Several years ago, when my oldest granddaughter was in 3rd grade she brought home what appeared to be a stick. In reality, it was Arbor Day and all the children were given a tree to plant and watch it grow. My granddaughter asked her Pappy (me) to help her plant the “stick.” With much doubt that anything would ever grow from that stick, we planted it, watered it, and waited to see what happened.
Eventually, the stick did begin to grow. In the coming months, the stick became a beautiful Tulip Poplar tree which, by the way, is the Indiana State Tree. After several years of watching the tree grow, I realized we had planted the tree in a spot where it would very soon rise into the electrical lines above it. Reluctantly, I decided the tree must go. So, it was cut down. But, the stump remained.

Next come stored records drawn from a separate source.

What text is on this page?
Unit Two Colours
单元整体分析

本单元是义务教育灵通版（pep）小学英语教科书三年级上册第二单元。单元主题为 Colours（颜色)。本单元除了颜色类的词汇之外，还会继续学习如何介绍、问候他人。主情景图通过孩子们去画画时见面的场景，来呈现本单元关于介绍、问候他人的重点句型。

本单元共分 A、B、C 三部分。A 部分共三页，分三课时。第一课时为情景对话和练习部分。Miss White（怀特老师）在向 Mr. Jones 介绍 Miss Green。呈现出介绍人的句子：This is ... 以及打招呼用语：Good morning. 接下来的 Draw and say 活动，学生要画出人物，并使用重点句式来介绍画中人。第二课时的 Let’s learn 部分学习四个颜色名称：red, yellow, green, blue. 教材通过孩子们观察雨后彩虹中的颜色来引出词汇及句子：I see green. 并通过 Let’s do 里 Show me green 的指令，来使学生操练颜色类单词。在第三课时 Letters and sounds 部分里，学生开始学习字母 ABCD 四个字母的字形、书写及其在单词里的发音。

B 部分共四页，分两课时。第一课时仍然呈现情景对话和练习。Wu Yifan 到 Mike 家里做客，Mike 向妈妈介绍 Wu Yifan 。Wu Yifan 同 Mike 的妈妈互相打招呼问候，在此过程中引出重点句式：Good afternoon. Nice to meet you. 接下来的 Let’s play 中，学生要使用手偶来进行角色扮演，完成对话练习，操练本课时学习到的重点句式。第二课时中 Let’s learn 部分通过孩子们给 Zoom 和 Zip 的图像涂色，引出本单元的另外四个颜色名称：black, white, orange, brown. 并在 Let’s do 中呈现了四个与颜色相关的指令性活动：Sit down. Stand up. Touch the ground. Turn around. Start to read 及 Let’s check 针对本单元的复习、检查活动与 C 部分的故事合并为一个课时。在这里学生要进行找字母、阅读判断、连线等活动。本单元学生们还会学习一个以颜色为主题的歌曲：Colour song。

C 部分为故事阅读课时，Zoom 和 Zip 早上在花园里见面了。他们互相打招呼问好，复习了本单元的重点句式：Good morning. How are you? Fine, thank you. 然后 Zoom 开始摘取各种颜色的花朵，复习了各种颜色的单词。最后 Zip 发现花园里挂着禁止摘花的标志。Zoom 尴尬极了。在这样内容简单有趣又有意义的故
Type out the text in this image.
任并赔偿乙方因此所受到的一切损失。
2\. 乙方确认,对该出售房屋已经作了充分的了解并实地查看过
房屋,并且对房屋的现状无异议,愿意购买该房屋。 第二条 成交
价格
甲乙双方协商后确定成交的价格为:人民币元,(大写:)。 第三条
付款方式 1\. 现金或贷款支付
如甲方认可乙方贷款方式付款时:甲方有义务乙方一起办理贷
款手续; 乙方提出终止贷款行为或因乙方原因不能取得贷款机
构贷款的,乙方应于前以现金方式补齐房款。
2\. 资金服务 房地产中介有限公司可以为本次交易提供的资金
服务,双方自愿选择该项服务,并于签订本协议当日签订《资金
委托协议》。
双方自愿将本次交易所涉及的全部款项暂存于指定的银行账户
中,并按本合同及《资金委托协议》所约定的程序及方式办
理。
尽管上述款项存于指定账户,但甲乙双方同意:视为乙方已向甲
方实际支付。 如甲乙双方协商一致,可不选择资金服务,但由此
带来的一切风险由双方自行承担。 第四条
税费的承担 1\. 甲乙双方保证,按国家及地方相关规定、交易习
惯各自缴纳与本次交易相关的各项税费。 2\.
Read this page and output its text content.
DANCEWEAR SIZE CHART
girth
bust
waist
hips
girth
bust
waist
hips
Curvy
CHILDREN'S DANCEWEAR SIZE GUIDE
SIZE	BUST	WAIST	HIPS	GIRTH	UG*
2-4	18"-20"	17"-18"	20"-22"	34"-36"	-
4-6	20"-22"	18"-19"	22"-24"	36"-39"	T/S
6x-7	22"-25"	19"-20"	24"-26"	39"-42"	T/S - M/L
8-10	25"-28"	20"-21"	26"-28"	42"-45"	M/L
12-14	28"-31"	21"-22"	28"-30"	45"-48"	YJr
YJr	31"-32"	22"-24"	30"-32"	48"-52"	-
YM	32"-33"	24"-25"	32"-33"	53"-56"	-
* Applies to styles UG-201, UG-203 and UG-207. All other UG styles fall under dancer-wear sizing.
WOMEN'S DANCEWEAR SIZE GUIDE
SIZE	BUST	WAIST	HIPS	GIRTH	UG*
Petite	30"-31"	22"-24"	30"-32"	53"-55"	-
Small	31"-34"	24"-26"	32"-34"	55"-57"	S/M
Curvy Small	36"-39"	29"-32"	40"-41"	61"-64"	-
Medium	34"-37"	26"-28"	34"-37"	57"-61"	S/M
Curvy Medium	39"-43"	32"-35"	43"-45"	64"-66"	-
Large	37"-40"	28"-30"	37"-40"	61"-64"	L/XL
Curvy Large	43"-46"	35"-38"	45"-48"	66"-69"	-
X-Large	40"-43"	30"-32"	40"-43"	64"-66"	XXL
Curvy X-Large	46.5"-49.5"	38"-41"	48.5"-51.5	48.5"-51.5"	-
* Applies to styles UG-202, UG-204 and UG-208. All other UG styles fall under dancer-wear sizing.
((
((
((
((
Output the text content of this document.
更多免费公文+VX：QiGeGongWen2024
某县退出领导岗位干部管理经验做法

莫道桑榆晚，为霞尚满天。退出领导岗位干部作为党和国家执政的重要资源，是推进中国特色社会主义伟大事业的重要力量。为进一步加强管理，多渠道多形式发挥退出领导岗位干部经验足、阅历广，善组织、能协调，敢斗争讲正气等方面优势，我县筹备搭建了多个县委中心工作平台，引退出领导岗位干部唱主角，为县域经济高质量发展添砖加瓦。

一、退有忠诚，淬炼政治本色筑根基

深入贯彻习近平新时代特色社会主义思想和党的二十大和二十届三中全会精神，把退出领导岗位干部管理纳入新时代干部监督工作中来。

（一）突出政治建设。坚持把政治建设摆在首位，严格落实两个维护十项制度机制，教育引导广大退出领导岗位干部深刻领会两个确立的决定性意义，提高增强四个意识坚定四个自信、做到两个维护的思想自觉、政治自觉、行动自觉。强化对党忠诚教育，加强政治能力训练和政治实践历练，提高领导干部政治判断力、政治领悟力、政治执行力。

Over time, I began to notice sprouts coming out of the stump. Those sprouts eventually began to become a tree again. It is now maintained, not as a tree, but as a bush, kept trimmed, usually, to a height no more than about 4 feet.
As I reflect on the life of this insignificant little stick which seemed to have no life, I am reminded of the new life we are promised as we plant our lives in Jesus Christ. The Apostle Paul, writes to Christians in Rome, these words: "We were therefore buried with Him through baptism into death, in order that, just as Christ was raised from the dead through the glory of the Father, so we too may live a new way of life. If we have been united with Him in His death, we will certainly also be united with Him in His resurrection."
What an undeserved, immeasurable promise we have because of Jesus’ sacrifice, his death, burial and resurrection. That promise that a life planted, watered, and growing in Christ, will never experience eternal death. That promise is that we, like our Lord, Jesus Christ, though we die, we will live again. And, not only live again but live eternally in His presence.